MATCH (n:Movie) WHERE n.imdbRating IS NOT NULL
ORDER BY n.imdbRating DESC LIMIT 50 (1)
WITH n.title + ': ' + n.plot AS movie (2)
WITH
reduce(acc = '', item IN collect(movie) | acc + item + '\n') AS movies, (3)
{
token: $openaiToken,
model: 'gpt-5-nano',
vendorOptions: {
instructions: 'Be short.'
}
} AS config (4)
RETURN ai.text.completion(
'Here is a list of movies with their titles and plots. Recommend the most child-friendly one.\n\n' + movies, (5)
'openai',
config
) AS result
| 1 | Pick the 50 top-rated movies. |
| 2 | Join title and plot as <title>: <plot>. |
| 3 | Join all movies into a single, newline-separated string. |
| 4 | Provider specific configuration, see Providers → OpenAI. |
| 5 | Prompt for the AI model. |
| result |
|---|
"Cosmos. It’s an educational, non-graphic science documentary about the universe, making it the most child-friendly option here (parental guidance for younger kids)." |
The example below selects the 5 top-rated movies, joins their titles and plots into a single, newline-separated string, and asks the external AI provider to pick the most child-friendly one.

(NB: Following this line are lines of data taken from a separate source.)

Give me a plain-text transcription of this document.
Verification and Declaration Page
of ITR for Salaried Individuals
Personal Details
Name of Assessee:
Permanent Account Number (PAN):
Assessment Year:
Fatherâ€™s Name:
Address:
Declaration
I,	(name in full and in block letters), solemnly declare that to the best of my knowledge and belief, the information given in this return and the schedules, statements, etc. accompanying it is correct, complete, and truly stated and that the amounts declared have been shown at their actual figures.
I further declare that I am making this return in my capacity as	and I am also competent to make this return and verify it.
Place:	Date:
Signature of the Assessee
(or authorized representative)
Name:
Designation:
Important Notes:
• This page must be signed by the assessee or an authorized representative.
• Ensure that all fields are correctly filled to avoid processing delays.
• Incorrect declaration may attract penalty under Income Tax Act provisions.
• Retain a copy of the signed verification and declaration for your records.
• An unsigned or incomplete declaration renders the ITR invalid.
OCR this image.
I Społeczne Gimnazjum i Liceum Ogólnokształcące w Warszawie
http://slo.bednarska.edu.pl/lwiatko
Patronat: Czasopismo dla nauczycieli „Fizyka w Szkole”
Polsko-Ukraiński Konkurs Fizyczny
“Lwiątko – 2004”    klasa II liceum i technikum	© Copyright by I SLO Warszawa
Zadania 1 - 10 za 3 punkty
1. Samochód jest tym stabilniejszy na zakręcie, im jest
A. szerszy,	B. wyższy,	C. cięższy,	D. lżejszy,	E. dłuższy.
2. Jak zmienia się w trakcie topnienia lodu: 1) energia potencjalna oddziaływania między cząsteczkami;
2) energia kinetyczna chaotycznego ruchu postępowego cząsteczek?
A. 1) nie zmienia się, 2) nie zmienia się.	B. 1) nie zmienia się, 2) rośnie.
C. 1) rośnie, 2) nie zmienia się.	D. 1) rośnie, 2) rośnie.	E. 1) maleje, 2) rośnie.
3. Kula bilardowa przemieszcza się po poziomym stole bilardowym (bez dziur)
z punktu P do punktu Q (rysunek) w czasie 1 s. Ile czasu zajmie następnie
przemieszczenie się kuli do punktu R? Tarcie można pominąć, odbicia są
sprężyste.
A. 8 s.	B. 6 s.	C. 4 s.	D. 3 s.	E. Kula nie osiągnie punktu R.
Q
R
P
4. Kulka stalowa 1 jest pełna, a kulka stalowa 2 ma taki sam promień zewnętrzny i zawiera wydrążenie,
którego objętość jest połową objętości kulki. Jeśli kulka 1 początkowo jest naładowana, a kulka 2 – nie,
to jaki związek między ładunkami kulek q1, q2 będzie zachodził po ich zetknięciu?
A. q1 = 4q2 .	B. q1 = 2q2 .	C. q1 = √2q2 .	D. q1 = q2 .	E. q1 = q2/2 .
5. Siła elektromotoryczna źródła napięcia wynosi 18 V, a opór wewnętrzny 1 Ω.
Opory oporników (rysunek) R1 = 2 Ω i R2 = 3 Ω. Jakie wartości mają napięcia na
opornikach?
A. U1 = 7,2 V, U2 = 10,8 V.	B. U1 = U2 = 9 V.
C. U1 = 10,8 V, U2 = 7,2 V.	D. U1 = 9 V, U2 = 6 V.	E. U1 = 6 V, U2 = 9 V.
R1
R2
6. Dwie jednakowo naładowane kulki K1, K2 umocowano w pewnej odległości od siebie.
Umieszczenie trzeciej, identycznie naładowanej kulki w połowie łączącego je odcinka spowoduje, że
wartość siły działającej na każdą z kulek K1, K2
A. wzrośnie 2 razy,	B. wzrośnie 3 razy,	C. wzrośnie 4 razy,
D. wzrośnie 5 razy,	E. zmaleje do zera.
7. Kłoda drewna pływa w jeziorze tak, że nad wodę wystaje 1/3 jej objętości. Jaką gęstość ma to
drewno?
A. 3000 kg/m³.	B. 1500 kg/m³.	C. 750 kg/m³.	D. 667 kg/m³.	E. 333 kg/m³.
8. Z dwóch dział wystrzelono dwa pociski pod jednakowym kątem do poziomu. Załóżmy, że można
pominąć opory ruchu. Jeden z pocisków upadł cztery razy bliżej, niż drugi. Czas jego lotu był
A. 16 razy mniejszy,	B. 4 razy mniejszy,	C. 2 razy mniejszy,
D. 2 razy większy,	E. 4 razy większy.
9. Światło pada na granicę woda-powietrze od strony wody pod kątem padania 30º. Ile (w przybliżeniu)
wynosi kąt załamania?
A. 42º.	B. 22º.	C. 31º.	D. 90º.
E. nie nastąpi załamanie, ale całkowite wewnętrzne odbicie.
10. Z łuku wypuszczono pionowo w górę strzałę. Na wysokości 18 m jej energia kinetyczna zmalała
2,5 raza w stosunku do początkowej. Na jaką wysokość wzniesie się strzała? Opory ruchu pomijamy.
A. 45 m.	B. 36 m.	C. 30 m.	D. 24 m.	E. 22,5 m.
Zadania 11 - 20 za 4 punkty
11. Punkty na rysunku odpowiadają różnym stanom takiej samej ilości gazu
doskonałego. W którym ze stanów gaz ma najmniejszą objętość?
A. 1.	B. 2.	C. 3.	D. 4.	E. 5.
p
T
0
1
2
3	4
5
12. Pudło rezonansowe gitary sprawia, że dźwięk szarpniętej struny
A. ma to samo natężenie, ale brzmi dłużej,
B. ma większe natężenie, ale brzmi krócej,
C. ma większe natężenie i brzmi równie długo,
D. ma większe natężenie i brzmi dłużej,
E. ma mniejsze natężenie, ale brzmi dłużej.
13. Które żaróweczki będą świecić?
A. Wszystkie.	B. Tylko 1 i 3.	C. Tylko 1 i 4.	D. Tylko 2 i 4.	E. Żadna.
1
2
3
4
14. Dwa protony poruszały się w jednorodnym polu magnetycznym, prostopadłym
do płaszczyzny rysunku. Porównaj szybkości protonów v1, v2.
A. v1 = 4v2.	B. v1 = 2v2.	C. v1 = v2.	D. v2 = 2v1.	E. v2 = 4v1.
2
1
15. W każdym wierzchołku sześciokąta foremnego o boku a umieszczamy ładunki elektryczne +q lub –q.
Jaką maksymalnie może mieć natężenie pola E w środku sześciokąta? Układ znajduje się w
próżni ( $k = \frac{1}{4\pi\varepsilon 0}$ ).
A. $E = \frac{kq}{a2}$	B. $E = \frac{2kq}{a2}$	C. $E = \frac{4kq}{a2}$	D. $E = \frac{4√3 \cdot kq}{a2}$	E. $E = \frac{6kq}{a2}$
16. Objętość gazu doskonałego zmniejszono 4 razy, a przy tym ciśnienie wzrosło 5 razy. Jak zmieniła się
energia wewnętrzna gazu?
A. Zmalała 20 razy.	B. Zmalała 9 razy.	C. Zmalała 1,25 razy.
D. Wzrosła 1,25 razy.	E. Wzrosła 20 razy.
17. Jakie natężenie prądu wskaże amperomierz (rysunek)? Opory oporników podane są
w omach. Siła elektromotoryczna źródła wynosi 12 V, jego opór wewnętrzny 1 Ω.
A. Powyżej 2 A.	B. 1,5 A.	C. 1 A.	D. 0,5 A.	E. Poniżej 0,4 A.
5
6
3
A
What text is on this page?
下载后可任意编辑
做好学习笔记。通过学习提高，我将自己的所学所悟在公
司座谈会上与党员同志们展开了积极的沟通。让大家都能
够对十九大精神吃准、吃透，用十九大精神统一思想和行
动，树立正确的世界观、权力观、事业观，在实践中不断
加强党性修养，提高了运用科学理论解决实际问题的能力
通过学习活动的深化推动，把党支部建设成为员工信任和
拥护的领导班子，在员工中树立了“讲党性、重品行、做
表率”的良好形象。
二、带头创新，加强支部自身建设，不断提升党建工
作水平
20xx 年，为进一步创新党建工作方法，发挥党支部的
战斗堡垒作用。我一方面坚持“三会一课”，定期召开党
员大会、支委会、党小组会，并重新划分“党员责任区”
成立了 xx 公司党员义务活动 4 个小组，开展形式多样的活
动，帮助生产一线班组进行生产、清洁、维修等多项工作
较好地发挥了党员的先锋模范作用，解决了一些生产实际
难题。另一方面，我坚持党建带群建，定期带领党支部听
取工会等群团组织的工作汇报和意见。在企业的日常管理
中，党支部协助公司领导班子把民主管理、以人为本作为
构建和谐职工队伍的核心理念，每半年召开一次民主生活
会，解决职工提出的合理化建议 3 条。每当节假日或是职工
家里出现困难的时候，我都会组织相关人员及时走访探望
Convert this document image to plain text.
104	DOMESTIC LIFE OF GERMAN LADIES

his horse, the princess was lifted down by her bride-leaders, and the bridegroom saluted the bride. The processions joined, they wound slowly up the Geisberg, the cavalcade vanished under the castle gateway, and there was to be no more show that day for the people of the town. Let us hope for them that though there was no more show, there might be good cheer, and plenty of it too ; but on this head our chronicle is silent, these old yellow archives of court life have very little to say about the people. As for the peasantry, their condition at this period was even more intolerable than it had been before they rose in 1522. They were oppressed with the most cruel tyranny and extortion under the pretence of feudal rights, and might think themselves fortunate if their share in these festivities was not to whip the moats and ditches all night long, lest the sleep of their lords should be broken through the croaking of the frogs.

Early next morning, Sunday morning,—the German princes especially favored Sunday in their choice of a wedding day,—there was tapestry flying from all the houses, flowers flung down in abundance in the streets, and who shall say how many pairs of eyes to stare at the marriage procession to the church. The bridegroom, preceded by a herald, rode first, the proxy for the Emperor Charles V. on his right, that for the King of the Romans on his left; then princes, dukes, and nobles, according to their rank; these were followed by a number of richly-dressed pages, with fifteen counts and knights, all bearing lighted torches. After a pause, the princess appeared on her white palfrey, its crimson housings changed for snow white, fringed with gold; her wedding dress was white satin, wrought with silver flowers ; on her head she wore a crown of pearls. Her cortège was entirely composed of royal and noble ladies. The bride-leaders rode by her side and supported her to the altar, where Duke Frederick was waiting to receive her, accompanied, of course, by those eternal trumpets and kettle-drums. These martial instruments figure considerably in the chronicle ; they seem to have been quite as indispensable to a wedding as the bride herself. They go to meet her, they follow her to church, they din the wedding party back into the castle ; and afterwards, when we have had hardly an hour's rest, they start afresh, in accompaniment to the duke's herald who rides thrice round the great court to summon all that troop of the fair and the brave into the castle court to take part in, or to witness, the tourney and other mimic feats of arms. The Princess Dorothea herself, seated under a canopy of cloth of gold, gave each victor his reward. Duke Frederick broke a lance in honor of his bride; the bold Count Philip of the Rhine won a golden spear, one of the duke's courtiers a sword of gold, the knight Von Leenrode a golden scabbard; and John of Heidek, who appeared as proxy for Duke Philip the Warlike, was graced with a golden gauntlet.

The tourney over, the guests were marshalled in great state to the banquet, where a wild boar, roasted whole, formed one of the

MATCH (n:Movie) WHERE n.imdbRating IS NOT NULL
ORDER BY n.imdbRating DESC LIMIT 50 (1)
WITH n.title + ': ' + n.plot AS movie (2)
WITH
reduce(acc = '', item IN collect(movie) | acc + item + '\n') AS movies, (3)
{
token: $azureOpenaiToken,
resource: '<azure-openai-resource>',
model: 'gpt-5-nano',
vendorOptions: {
instructions: 'Be short.'
}
} AS config (4)
RETURN ai.text.completion(
'Here is a list of movies with their titles and plots. Recommend the most child-friendly one.\n\n' + movies, (5)
'azure-openai',
config
) AS result
| 1 | Pick the 50 top-rated movies. |
| 2 | Join title and plot as <title>: <plot>. |
| 3 | Join all movies into a single, newline-separated string. |
| 4 | Provider specific configuration, see Providers → Azure OpenAI. |
| 5 | Prompt for the AI model. |
| result |
|---|
"Cosmos. It’s an educational, non-graphic science documentary about the universe, making it the most child-friendly option here (parental guidance for younger kids)." |
The example below selects the 5 top-rated movies, joins their titles and plots into a single, newline-separated string, and asks the external AI provider to pick the most child-friendly one.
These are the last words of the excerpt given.